Le proteste si allargano, dalla Tripolitania alla Cirenaica. Intanto l'operazione europea Eunavfor Med Irini ha intercettato un carico di carburante inviato dagli Emirati Arabi Uniti ad Haftar per uso militare
Il malcontento della popolazione, che fa i conti con un conflitto ormai decennale, infiamma la Libia. Ad agosto contestazioni erano esplose in Cirenaica; negli ultimi giorni si diffondono in Tripolitania. Sia il capo del governo di accordo nazionale al-Serraj sia il generale Khalifa Haftar, che controlla la zona orientale, sono fiaccati dalle proteste.
"La nostra richiesta è semplice - dice un manifestante - Vogliamo una vita decente. Non abbiamo né elettricità, né acqua, né medicinali".
Intanto si è concluso il primo round del Dialogo libico in Marocco, Paese che fa da mediatore.
Agli incontri intralibici partecipano le delegazioni del governo di Tripoli e del parlamento di Tobruk. L'accordo per un cessate il fuoco è stato raggiunto il 21 agosto e - nonostante il portavoce di al-Serraj denunci la violazione da parte delle milizie vicine ad Haftar - la tregua tutto sommato regge. Le due parti si sono accordate per incontrarsi di nuovo a fine settembre.

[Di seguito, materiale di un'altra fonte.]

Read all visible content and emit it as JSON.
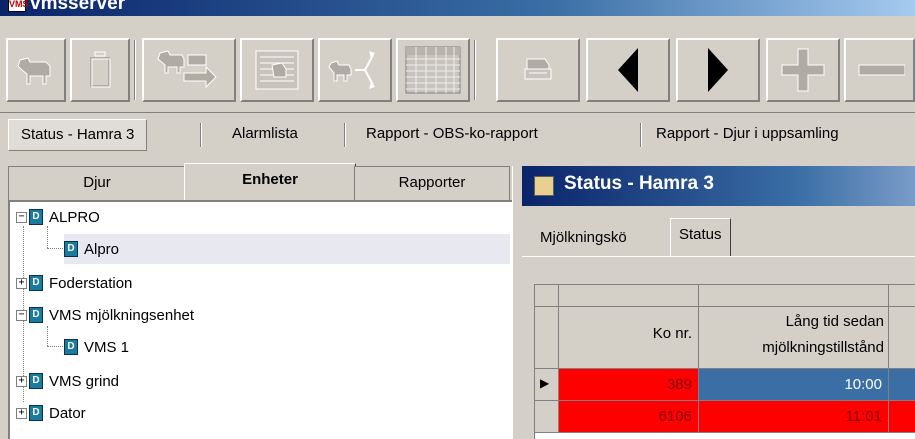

Il generale della Cirenaica ha promesso all'ambasciata statunitense di sbloccare presto la produzione di petrolio nel paese.
Il dialogo quindi va avanti, mentre l'Unione europea fa la sua parte per far rispettare l'embargo sulle armi. Qualche giorno fa l'Operazione Irini ha bloccato un cargo di carburante per scopi militari, proveniente dagli Emirati e destinato ad Haftar.